Department of Electrical and Computer Engineering, University of Florida, Gainesville, Florida 32611, USA.
J Acoust Soc Am. 2011 Jul;130(1):249-62. doi: 10.1121/1.3578458.
This paper addresses multi-input multi-output (MIMO) communications over sparse acoustic channels suffering from frequency modulations. An extension of the recently introduced SLIM algorithm, which stands for sparse learning via iterative minimization, is presented to estimate the sparse and frequency modulated acoustic channels. The extended algorithm is referred to as generalization of SLIM (GoSLIM).
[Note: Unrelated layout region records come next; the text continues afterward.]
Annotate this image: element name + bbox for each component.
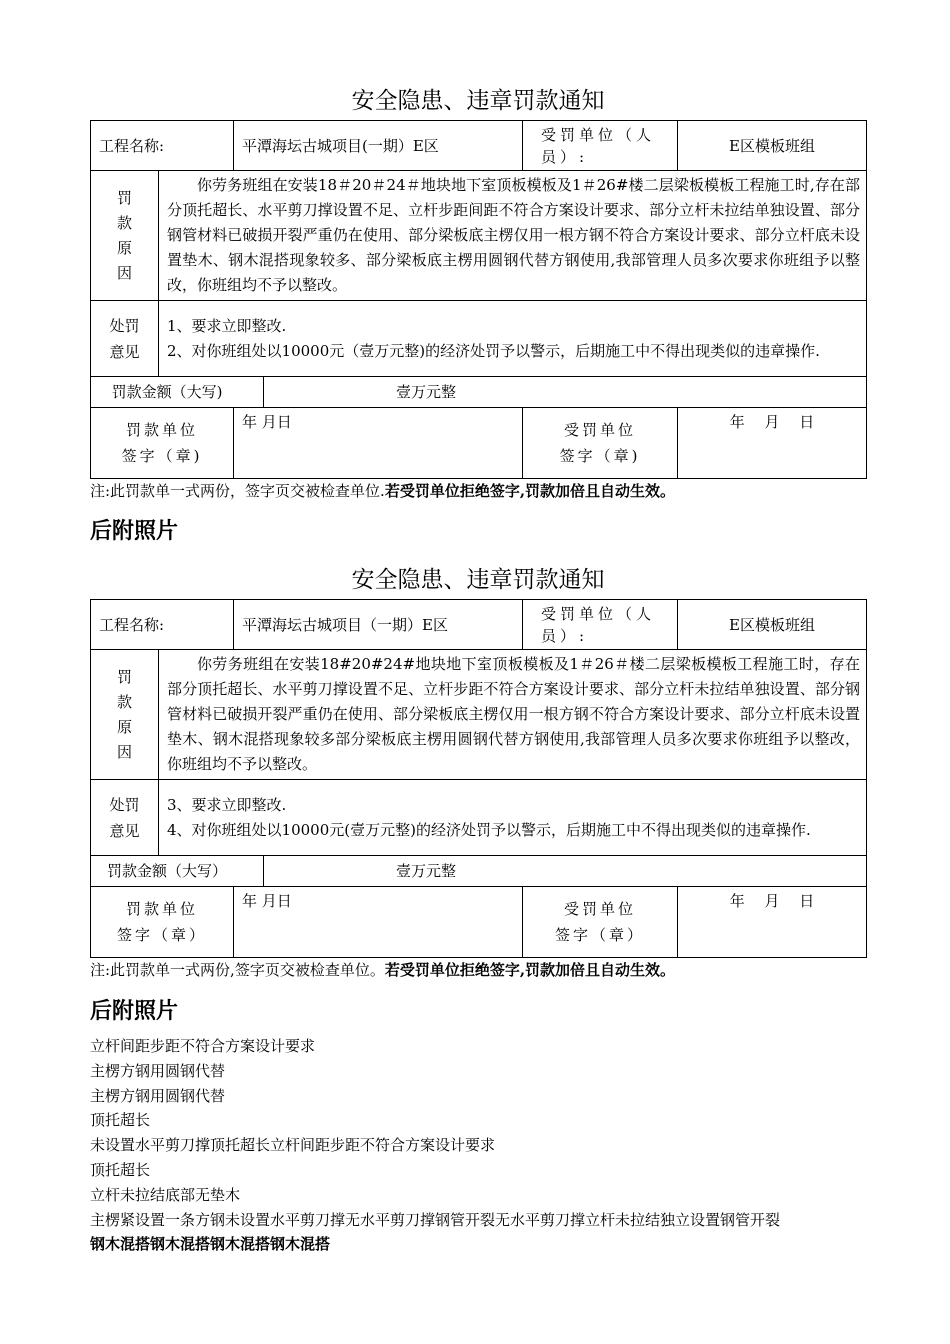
project-name: 平潭海坛古城项目（一期）E区 bbox=[234, 600, 523, 650]
issuer-signature-line-1: 罚款单位 bbox=[125, 900, 198, 918]
opinion-text bbox=[159, 780, 867, 856]
reason-label-text: 罚款原因 bbox=[117, 188, 133, 282]
photo-captions bbox=[90, 1034, 780, 1257]
amount-label: 罚款金额（大写） bbox=[91, 856, 264, 887]
issuer-signature-label bbox=[91, 408, 234, 479]
opinion-label-line-2: 意见 bbox=[109, 342, 140, 361]
caption-line: 主楞方钢用圆钢代替 bbox=[90, 1061, 226, 1080]
notice-2 bbox=[90, 561, 866, 982]
reason-text bbox=[159, 171, 867, 301]
footnote-bold: 若受罚单位拒绝签字,罚款加倍且自动生效。 bbox=[384, 482, 676, 500]
amount-value: 壹万元整 bbox=[264, 856, 867, 887]
opinion-label-line-1: 处罚 bbox=[109, 316, 140, 335]
penalized-unit-label: 受罚单位（人员）: bbox=[523, 600, 678, 650]
receiver-signature-line-1: 受罚单位 bbox=[563, 421, 636, 439]
notice-title: 安全隐患、违章罚款通知 bbox=[351, 567, 605, 593]
caption-line: 主楞方钢用圆钢代替 bbox=[90, 1086, 226, 1105]
notice-title: 安全隐患、违章罚款通知 bbox=[351, 88, 605, 114]
reason-label bbox=[91, 650, 159, 780]
opinion-label-line-2: 意见 bbox=[109, 821, 140, 840]
project-label: 工程名称: bbox=[91, 600, 234, 650]
reason-paragraph: 你劳务班组在安装18#20#24#地块地下室顶板模板及1＃26＃楼二层梁板模板工程施工时，存在部分顶托超长、水平剪刀撑设置不足、立杆步距不符合方案设计要求、部分立杆未拉结单独设置、部分钢管材料已破损开裂严重仍在使用、部分梁板底主楞仅用一根方钢不符合方案设计要求、部分立杆底未设置垫木、钢木混搭现象较多部分梁板底主楞用圆钢代替方钢使用,我部管理人员多次要求你班组予以整改，你班组均不予以整改。 bbox=[167, 655, 861, 773]
photos-heading: 后附照片 bbox=[90, 518, 179, 544]
receiver-signature-line-2: 签字（章) bbox=[559, 447, 641, 465]
penalized-unit-label: 受罚单位（人员）: bbox=[523, 121, 678, 171]
receiver-signature-label bbox=[523, 408, 678, 479]
issuer-signature-line-1: 罚款单位 bbox=[125, 421, 198, 439]
footnote bbox=[90, 958, 866, 982]
opinion-text bbox=[159, 301, 867, 377]
footnote-bold: 若受罚单位拒绝签字,罚款加倍且自动生效。 bbox=[384, 961, 676, 979]
caption-line: 主楞紧设置一条方钢未设置水平剪刀撑无水平剪刀撑钢管开裂无水平剪刀撑立杆未拉结独立设置钢管开裂 bbox=[90, 1210, 781, 1229]
issuer-signature-label bbox=[91, 887, 234, 958]
receiver-signature-date: 年 月 日 bbox=[678, 408, 867, 479]
amount-value: 壹万元整 bbox=[264, 377, 867, 408]
amount-label: 罚款金额（大写) bbox=[91, 377, 264, 408]
reason-paragraph: 你劳务班组在安装18＃20＃24＃地块地下室顶板模板及1＃26#楼二层梁板模板工程施工时,存在部分顶托超长、水平剪刀撑设置不足、立杆步距间距不符合方案设计要求、部分立杆未拉结单独设置、部分钢管材料已破损开裂严重仍在使用、部分梁板底主楞仅用一根方钢不符合方案设计要求、部分立杆底未设置垫木、钢木混搭现象较多、部分梁板底主楞用圆钢代替方钢使用,我部管理人员多次要求你班组予以整改，你班组均不予以整改。 bbox=[167, 176, 861, 294]
notice-form bbox=[90, 120, 867, 479]
reason-label bbox=[91, 171, 159, 301]
caption-line: 顶托超长 bbox=[90, 1111, 151, 1130]
penalized-unit-value: E区模板班组 bbox=[678, 121, 867, 171]
opinion-line-1: 3、要求立即整改. bbox=[167, 795, 287, 814]
penalized-unit-value: E区模板班组 bbox=[678, 600, 867, 650]
opinion-line-2: 4、对你班组处以10000元(壹万元整)的经济处罚予以警示，后期施工中不得出现类似的违章操作. bbox=[167, 820, 811, 839]
caption-line: 立杆间距步距不符合方案设计要求 bbox=[90, 1037, 316, 1055]
photos-heading: 后附照片 bbox=[90, 998, 179, 1024]
issuer-signature-line-2: 签字（章） bbox=[116, 926, 207, 944]
opinion-label bbox=[91, 301, 159, 377]
footnote-normal: 注:此罚款单一式两份,签字页交被检查单位。 bbox=[90, 961, 385, 979]
issuer-signature-line-2: 签字（章) bbox=[121, 447, 203, 465]
footnote-normal: 注:此罚款单一式两份，签字页交被检查单位. bbox=[90, 482, 385, 500]
receiver-signature-label bbox=[523, 887, 678, 958]
caption-line: 未设置水平剪刀撑顶托超长立杆间距步距不符合方案设计要求 bbox=[90, 1136, 496, 1155]
reason-text bbox=[159, 650, 867, 780]
project-label: 工程名称: bbox=[91, 121, 234, 171]
receiver-signature-date: 年 月 日 bbox=[678, 887, 867, 958]
notice-1 bbox=[90, 82, 866, 503]
caption-line: 立杆未拉结底部无垫木 bbox=[90, 1185, 241, 1204]
receiver-signature-line-1: 受罚单位 bbox=[564, 900, 637, 918]
opinion-line-1: 1、要求立即整改. bbox=[167, 316, 287, 335]
opinion-label-line-1: 处罚 bbox=[109, 795, 140, 814]
notice-form bbox=[90, 599, 867, 958]
caption-line: 顶托超长 bbox=[90, 1160, 151, 1179]
caption-line-bold: 钢木混搭钢木混搭钢木混搭钢木混搭 bbox=[90, 1235, 331, 1254]
reason-label-text: 罚款原因 bbox=[117, 667, 133, 761]
footnote bbox=[90, 479, 866, 503]
issuer-signature-date: 年 月日 bbox=[234, 887, 523, 958]
receiver-signature-line-2: 签字（章） bbox=[555, 926, 646, 944]
issuer-signature-date: 年 月日 bbox=[234, 408, 523, 479]
opinion-line-2: 2、对你班组处以10000元（壹万元整)的经济处罚予以警示，后期施工中不得出现类似的违章操作. bbox=[167, 341, 820, 360]
opinion-label bbox=[91, 780, 159, 856]
project-name: 平潭海坛古城项目(一期）E区 bbox=[234, 121, 523, 171]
The sparseness is exploited through a hierarchical Bayesian model, and because GoSLIM is user parameter free, it is easy to use in practical applications. Moreover this paper considers channel equalization and symbol detection for various MIMO transmission schemes, including both space-time block coding and spatial multiplexing, under the challenging channel conditions. The effectiveness of the proposed approaches is demonstrated using in-water experimental measurements recently acquired during WHOI09 and ACOMM10 experiments.
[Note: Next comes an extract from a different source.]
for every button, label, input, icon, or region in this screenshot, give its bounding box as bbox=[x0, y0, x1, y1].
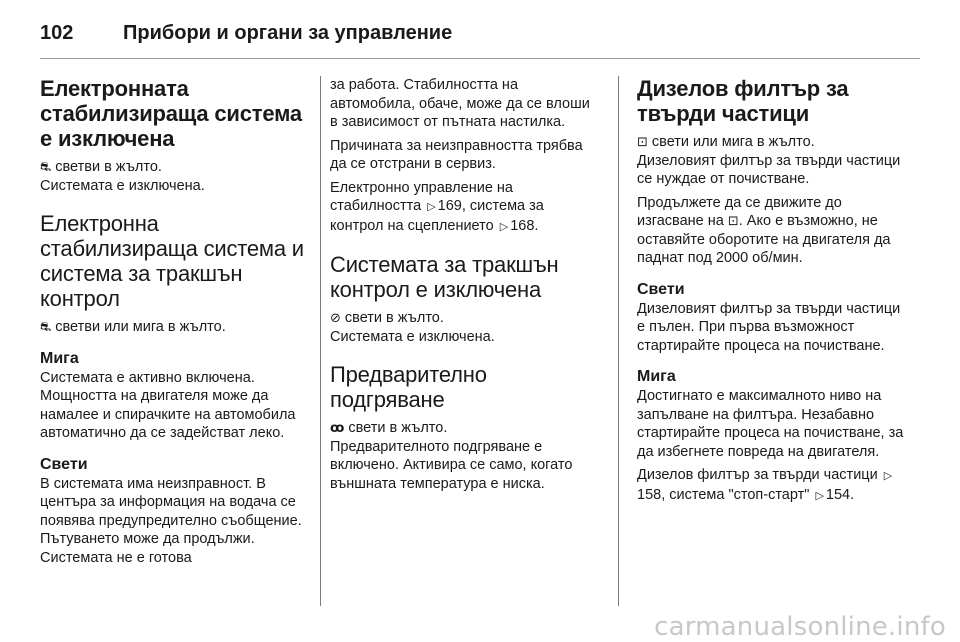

本文研究了在遭受频率调制的稀疏水声信道中进行多输入多输出(MIMO)通信。本文提出了一种对稀疏和频率调制水声信道进行估计的扩展 SLIM 算法,SLIM 算法的全称是通过迭代最小化进行稀疏学习。该扩展算法被称为广义 SLIM(GoSLIM)。通过分层贝叶斯模型来利用稀疏性,并且由于 GoSLIM 没有用户参数,因此在实际应用中易于使用。此外,本文还考虑了各种 MIMO 传输方案(包括空时分组编码和空间复用)的信道均衡和符号检测,在具有挑战性的信道条件下。最近在 WHOI09 和 ACOMM10 实验中获取的水下实验测量结果证明了所提出方法的有效性。